DodaTech Updated Jun 15, 2026 2 min read

BFS (Breadth-First Search) is a graph traversal algorithm that explores all neighbors at the current depth before moving to the next level.

BFS uses a queue to track nodes to visit. Starting from a root node, it visits all direct neighbors first, then their unvisited neighbors, level by level. BFS guarantees finding the shortest path in unweighted graphs. Time complexity is O(V + E) where V is vertices and E is edges. Space complexity is O(V) in the worst case.

Think of BFS like dropping a stone in a pond. Ripples expand outward in concentric circles. The stone hits the closest lily pads first, then the next ring, then the next. If you’re looking for the nearest lily pad, the first ripple will find it.

BFS is used for shortest path in unweighted graphs, web crawling, social network friend suggestions (degrees of separation), and finding connected components.

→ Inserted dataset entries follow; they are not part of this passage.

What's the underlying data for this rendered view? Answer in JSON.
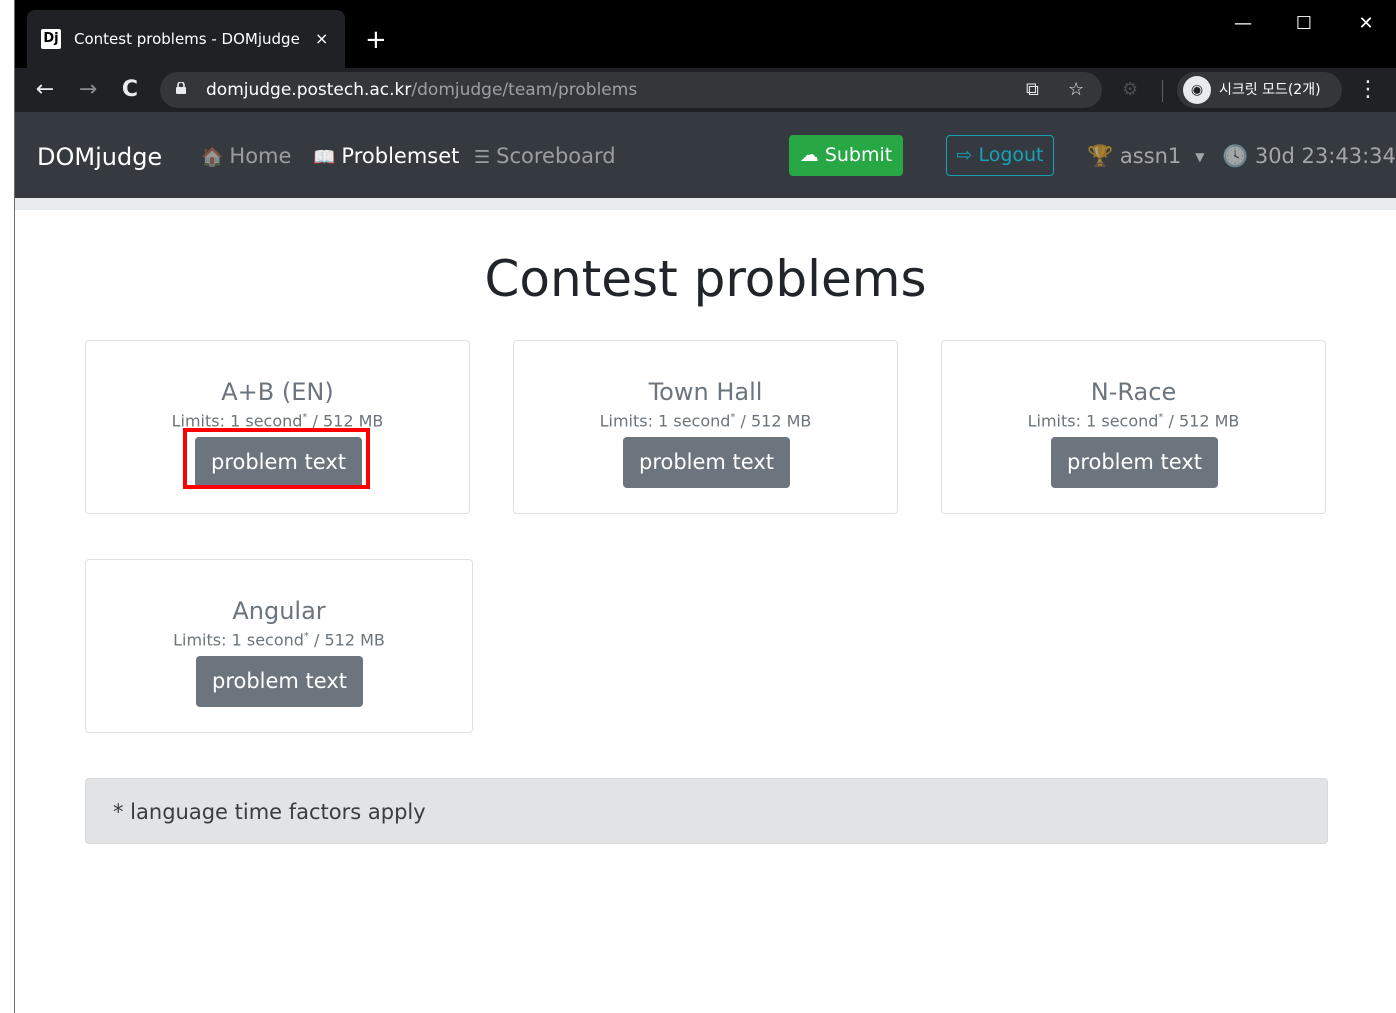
{
  "browser": {
    "tab": {
      "favicon": "Dj",
      "title": "Contest problems - DOMjudge",
      "close": "×"
    },
    "new_tab": "+",
    "window_controls": {
      "minimize": "—",
      "maximize": "☐",
      "close": "✕"
    },
    "nav": {
      "back": "←",
      "forward": "→",
      "reload": "C"
    },
    "url_host": "domjudge.postech.ac.kr",
    "url_path": "/domjudge/team/problems",
    "incognito_label": "시크릿 모드(2개)",
    "menu": "⋮"
  },
  "navbar": {
    "brand": "DOMjudge",
    "items": [
      {
        "label": "Home",
        "icon": "home-icon",
        "glyph": "🏠"
      },
      {
        "label": "Problemset",
        "icon": "book-icon",
        "glyph": "📖"
      },
      {
        "label": "Scoreboard",
        "icon": "list-icon",
        "glyph": "☰"
      }
    ],
    "submit_label": "Submit",
    "logout_label": "Logout",
    "team_name": "assn1",
    "countdown": "30d 23:43:34"
  },
  "main": {
    "title": "Contest problems",
    "problems": [
      {
        "name": "A+B (EN)",
        "limits_prefix": "Limits: 1 second",
        "limits_mark": "*",
        "limits_suffix": " / 512 MB",
        "button": "problem text"
      },
      {
        "name": "Town Hall",
        "limits_prefix": "Limits: 1 second",
        "limits_mark": "*",
        "limits_suffix": " / 512 MB",
        "button": "problem text"
      },
      {
        "name": "N-Race",
        "limits_prefix": "Limits: 1 second",
        "limits_mark": "*",
        "limits_suffix": " / 512 MB",
        "button": "problem text"
      },
      {
        "name": "Angular",
        "limits_prefix": "Limits: 1 second",
        "limits_mark": "*",
        "limits_suffix": " / 512 MB",
        "button": "problem text"
      }
    ],
    "footnote": "* language time factors apply"
  },
  "colors": {
    "navbar_bg": "#343a40",
    "submit_green": "#28a745",
    "logout_teal": "#17a2b8",
    "button_gray": "#6c757d",
    "highlight_red": "#ff0000"
  }
}
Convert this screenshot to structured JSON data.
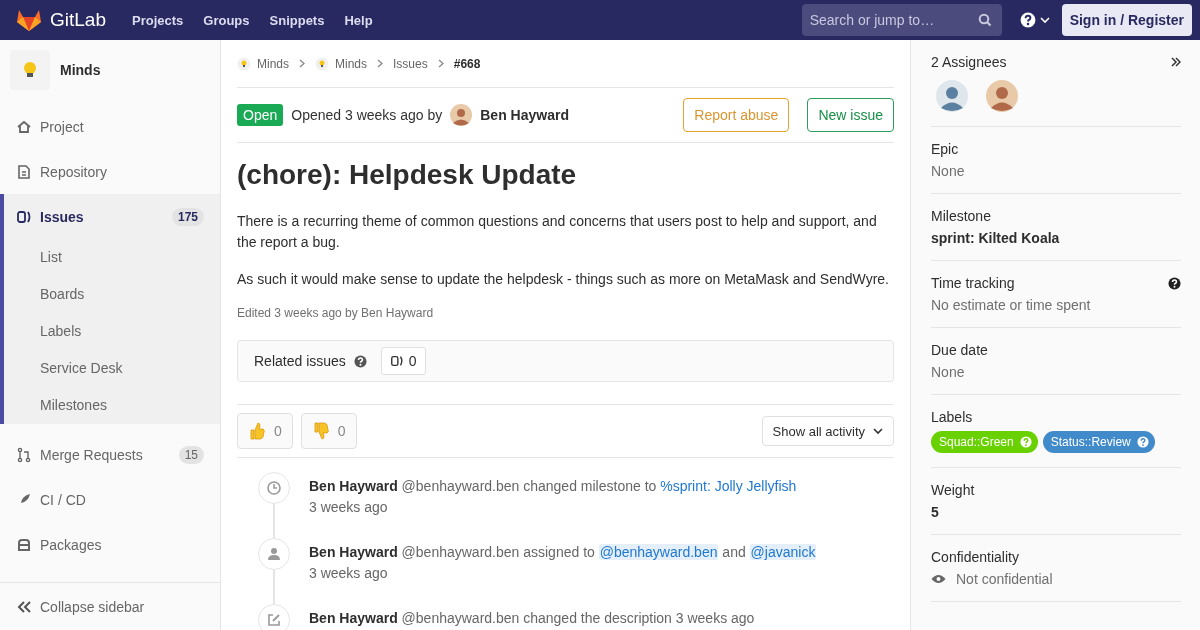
{
  "header": {
    "brand": "GitLab",
    "nav": [
      "Projects",
      "Groups",
      "Snippets",
      "Help"
    ],
    "search": {
      "placeholder": "Search or jump to…"
    },
    "sign_in": "Sign in / Register"
  },
  "sidebar": {
    "project": "Minds",
    "items": [
      {
        "label": "Project",
        "selected": false
      },
      {
        "label": "Repository",
        "selected": false
      },
      {
        "label": "Issues",
        "count": "175",
        "selected": true,
        "children": [
          "List",
          "Boards",
          "Labels",
          "Service Desk",
          "Milestones"
        ]
      },
      {
        "label": "Merge Requests",
        "count": "15",
        "selected": false
      },
      {
        "label": "CI / CD",
        "selected": false
      },
      {
        "label": "Packages",
        "selected": false
      }
    ],
    "collapse": "Collapse sidebar"
  },
  "breadcrumbs": [
    {
      "kind": "project",
      "label": "Minds"
    },
    {
      "kind": "project",
      "label": "Minds"
    },
    {
      "kind": "link",
      "label": "Issues"
    },
    {
      "kind": "current",
      "label": "#668"
    }
  ],
  "issue": {
    "status": "Open",
    "opened": "Opened 3 weeks ago by",
    "author": "Ben Hayward",
    "author_avatar": {
      "kind": "picture"
    },
    "actions": [
      {
        "kind": "warning",
        "label": "Report abuse"
      },
      {
        "kind": "success",
        "label": "New issue"
      }
    ],
    "title": "(chore): Helpdesk Update",
    "paragraphs": [
      "There is a recurring theme of common questions and concerns that users post to help and support, and the report a bug.",
      "As such it would make sense to update the helpdesk - things such as more on MetaMask and SendWyre."
    ],
    "edited": "Edited 3 weeks ago by Ben Hayward",
    "related": {
      "label": "Related issues",
      "count": "0"
    },
    "awards": [
      {
        "kind": "thumbsup",
        "count": "0"
      },
      {
        "kind": "thumbsdown",
        "count": "0"
      }
    ],
    "filter": "Show all activity",
    "notes": [
      {
        "kind": "clock",
        "author": "Ben Hayward",
        "parts": [
          {
            "kind": "text",
            "text": "@benhayward.ben changed milestone to "
          },
          {
            "kind": "link",
            "text": "%sprint: Jolly Jellyfish"
          }
        ],
        "time": "3 weeks ago"
      },
      {
        "kind": "person",
        "author": "Ben Hayward",
        "parts": [
          {
            "kind": "text",
            "text": "@benhayward.ben assigned to "
          },
          {
            "kind": "mention",
            "text": "@benhayward.ben"
          },
          {
            "kind": "text",
            "text": " and "
          },
          {
            "kind": "mention",
            "text": "@javanick"
          }
        ],
        "time": "3 weeks ago"
      },
      {
        "kind": "pencil",
        "author": "Ben Hayward",
        "parts": [
          {
            "kind": "text",
            "text": "@benhayward.ben changed the description 3 weeks ago"
          }
        ]
      }
    ]
  },
  "right": {
    "assignees": {
      "title": "2 Assignees",
      "avatars": [
        {
          "kind": "picture"
        },
        {
          "kind": "picture"
        }
      ]
    },
    "sections": [
      {
        "kind": "plain",
        "title": "Epic",
        "value": "None"
      },
      {
        "kind": "strong",
        "title": "Milestone",
        "value": "sprint: Kilted Koala"
      },
      {
        "kind": "help",
        "title": "Time tracking",
        "value": "No estimate or time spent"
      },
      {
        "kind": "plain",
        "title": "Due date",
        "value": "None"
      },
      {
        "kind": "labels",
        "title": "Labels",
        "labels": [
          {
            "text": "Squad::Green",
            "color": "#69d100"
          },
          {
            "text": "Status::Review",
            "color": "#428bca"
          }
        ]
      },
      {
        "kind": "strong",
        "title": "Weight",
        "value": "5"
      },
      {
        "kind": "eye",
        "title": "Confidentiality",
        "value": "Not confidential"
      }
    ]
  }
}
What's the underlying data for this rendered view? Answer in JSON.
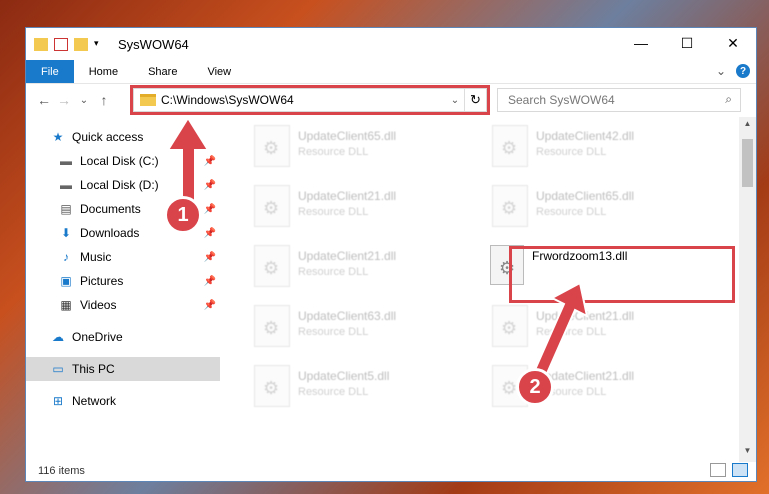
{
  "window": {
    "title": "SysWOW64"
  },
  "caption": {
    "minimize": "—",
    "maximize": "☐",
    "close": "✕"
  },
  "ribbon": {
    "tabs": [
      "File",
      "Home",
      "Share",
      "View"
    ],
    "expand": "⌄",
    "help": "?"
  },
  "nav": {
    "back": "←",
    "forward": "→",
    "recent": "⌄",
    "up": "↑"
  },
  "address": {
    "path": "C:\\Windows\\SysWOW64",
    "dropdown": "⌄",
    "refresh": "↻"
  },
  "search": {
    "placeholder": "Search SysWOW64",
    "icon": "search-icon"
  },
  "sidebar": {
    "items": [
      {
        "label": "Quick access",
        "icon": "star-icon",
        "glyph": "★",
        "pinned": false
      },
      {
        "label": "Local Disk (C:)",
        "icon": "drive-icon",
        "glyph": "▬",
        "pinned": true
      },
      {
        "label": "Local Disk (D:)",
        "icon": "drive-icon",
        "glyph": "▬",
        "pinned": true
      },
      {
        "label": "Documents",
        "icon": "documents-icon",
        "glyph": "▤",
        "pinned": true
      },
      {
        "label": "Downloads",
        "icon": "download-icon",
        "glyph": "⬇",
        "pinned": true
      },
      {
        "label": "Music",
        "icon": "music-icon",
        "glyph": "♪",
        "pinned": true
      },
      {
        "label": "Pictures",
        "icon": "pictures-icon",
        "glyph": "▣",
        "pinned": true
      },
      {
        "label": "Videos",
        "icon": "videos-icon",
        "glyph": "▦",
        "pinned": true
      },
      {
        "label": "OneDrive",
        "icon": "cloud-icon",
        "glyph": "☁",
        "pinned": false
      },
      {
        "label": "This PC",
        "icon": "computer-icon",
        "glyph": "▭",
        "pinned": false
      },
      {
        "label": "Network",
        "icon": "network-icon",
        "glyph": "⊞",
        "pinned": false
      }
    ]
  },
  "files": [
    {
      "name": "UpdateClient65.dll",
      "desc": "Resource DLL"
    },
    {
      "name": "UpdateClient42.dll",
      "desc": "Resource DLL"
    },
    {
      "name": "UpdateClient21.dll",
      "desc": "Resource DLL"
    },
    {
      "name": "UpdateClient65.dll",
      "desc": "Resource DLL"
    },
    {
      "name": "UpdateClient21.dll",
      "desc": "Resource DLL"
    },
    {
      "name": "Frwordzoom13.dll",
      "desc": ""
    },
    {
      "name": "UpdateClient63.dll",
      "desc": "Resource DLL"
    },
    {
      "name": "UpdateClient21.dll",
      "desc": "Resource DLL"
    },
    {
      "name": "UpdateClient5.dll",
      "desc": "Resource DLL"
    },
    {
      "name": "UpdateClient21.dll",
      "desc": "Resource DLL"
    }
  ],
  "status": {
    "count": "116 items"
  },
  "badges": [
    "1",
    "2"
  ],
  "colors": {
    "accent": "#1979ca",
    "callout": "#d9434a"
  }
}
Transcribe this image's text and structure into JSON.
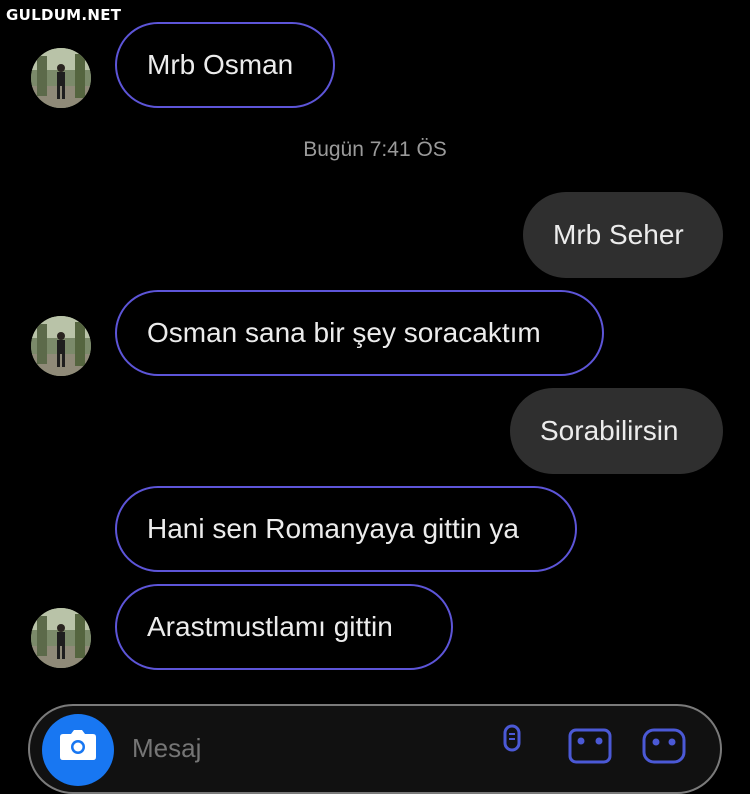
{
  "watermark": "GULDUM.NET",
  "timestamp": "Bugün 7:41 ÖS",
  "messages": [
    {
      "direction": "incoming",
      "text": "Mrb Osman"
    },
    {
      "direction": "outgoing",
      "text": "Mrb Seher"
    },
    {
      "direction": "incoming",
      "text": "Osman sana bir şey soracaktım"
    },
    {
      "direction": "outgoing",
      "text": "Sorabilirsin"
    },
    {
      "direction": "incoming",
      "text": "Hani sen Romanyaya gittin ya"
    },
    {
      "direction": "incoming",
      "text": "Arastmustlamı gittin"
    }
  ],
  "composer": {
    "placeholder": "Mesaj",
    "icons": [
      "camera-icon",
      "microphone-icon",
      "gallery-icon",
      "sticker-icon"
    ]
  },
  "colors": {
    "background": "#000000",
    "incoming_border": "#5d55d8",
    "outgoing_bubble": "#2f2f2f",
    "accent": "#1877f2"
  }
}
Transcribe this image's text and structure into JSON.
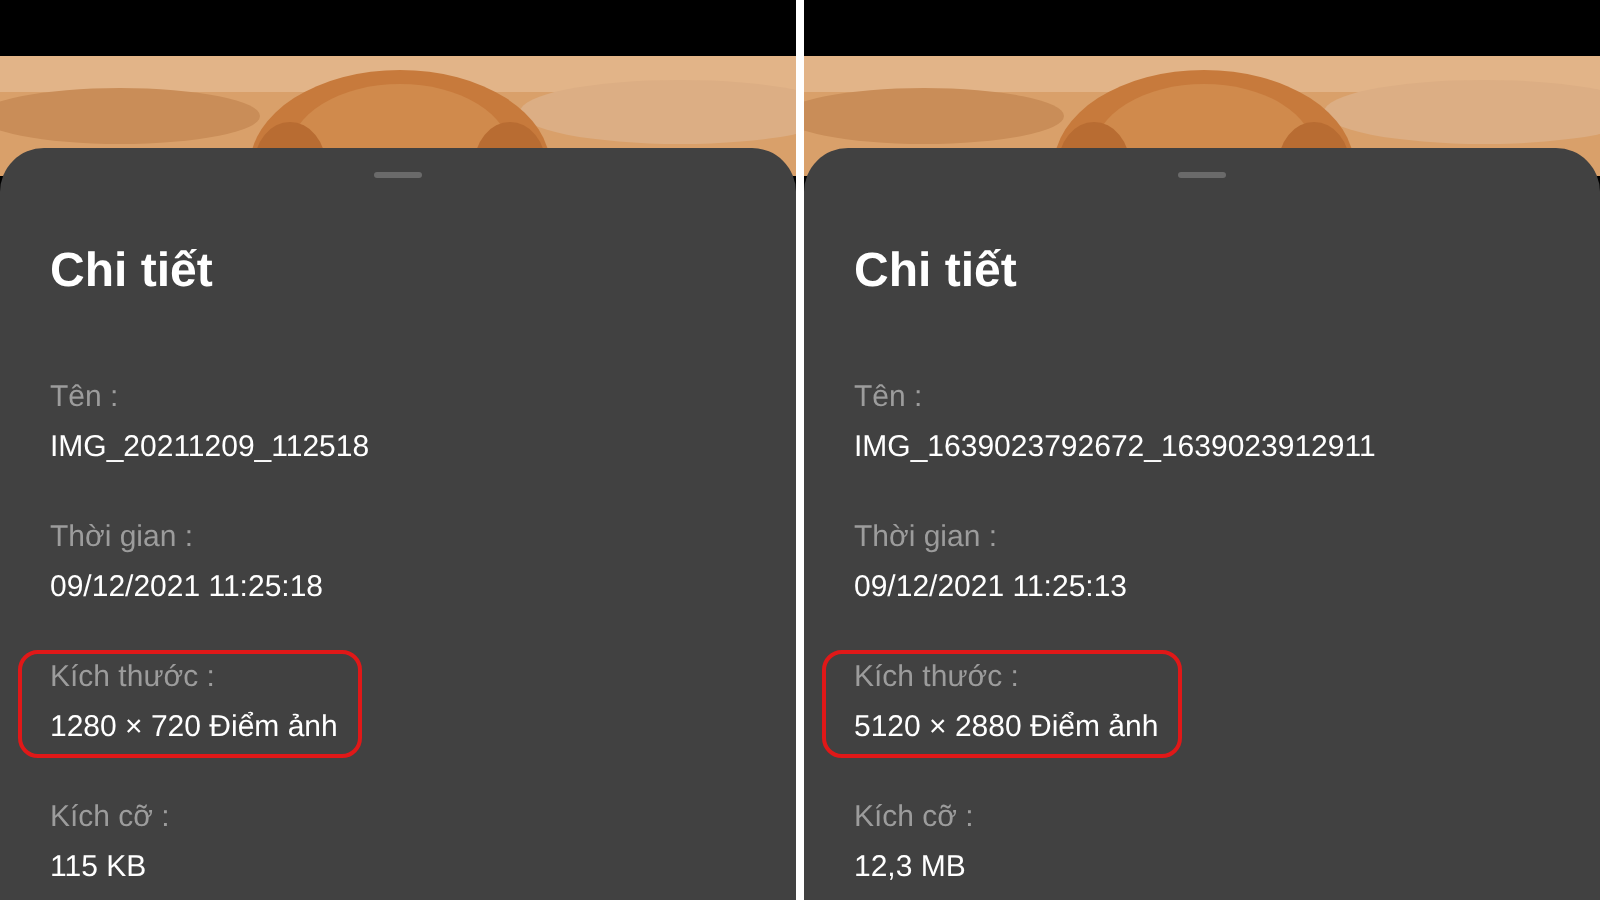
{
  "panels": [
    {
      "title": "Chi tiết",
      "fields": [
        {
          "label": "Tên :",
          "value": "IMG_20211209_112518",
          "highlighted": false
        },
        {
          "label": "Thời gian :",
          "value": "09/12/2021 11:25:18",
          "highlighted": false
        },
        {
          "label": "Kích thước :",
          "value": "1280 × 720 Điểm ảnh",
          "highlighted": true
        },
        {
          "label": "Kích cỡ :",
          "value": "115 KB",
          "highlighted": false
        }
      ]
    },
    {
      "title": "Chi tiết",
      "fields": [
        {
          "label": "Tên :",
          "value": "IMG_1639023792672_1639023912911",
          "highlighted": false
        },
        {
          "label": "Thời gian :",
          "value": "09/12/2021 11:25:13",
          "highlighted": false
        },
        {
          "label": "Kích thước :",
          "value": "5120 × 2880 Điểm ảnh",
          "highlighted": true
        },
        {
          "label": "Kích cỡ :",
          "value": "12,3 MB",
          "highlighted": false
        }
      ]
    }
  ]
}
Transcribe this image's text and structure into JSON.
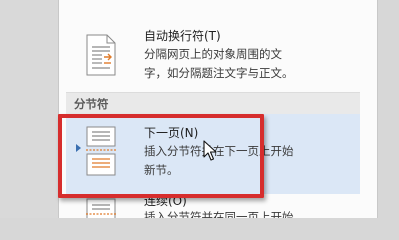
{
  "menu": {
    "top_item": {
      "title": "自动换行符(T)",
      "desc_line1": "分隔网页上的对象周围的文",
      "desc_line2": "字，如分隔题注文字与正文。",
      "icon": "text-wrapping-break-icon"
    },
    "section_header": "分节符",
    "selected_item": {
      "title": "下一页(N)",
      "desc_line1": "插入分节符并在下一页上开始",
      "desc_line2": "新节。",
      "icon": "next-page-section-break-icon"
    },
    "bottom_item": {
      "title": "连续(O)",
      "desc_line1": "插入分节符并在同一页上开始",
      "icon": "continuous-section-break-icon"
    }
  },
  "colors": {
    "highlight_border": "#d62d2d",
    "selected_background": "#dbe7f6",
    "icon_accent": "#e07b2a"
  }
}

from collections import deque

def bfs(graph, start):
    visited = set()
    queue = deque([start])
    visited.add(start)

    while queue:
        node = queue.popleft()
        print(node, end=" ")

        for neighbor in graph[node]:
            if neighbor not in visited:
                visited.add(neighbor)
                queue.append(neighbor)

# Graph as adjacency list
graph = {
    'A': ['B', 'C'],
    'B': ['A', 'D', 'E'],
    'C': ['A', 'F'],
    'D': ['B'],
    'E': ['B', 'F'],
    'F': ['C', 'E']
}

bfs(graph, 'A')  # Output: A B C D E F

BFS is ideal when the target is likely near the source, or when level-order traversal is needed. For deep graphs, DFS may be more memory-efficient.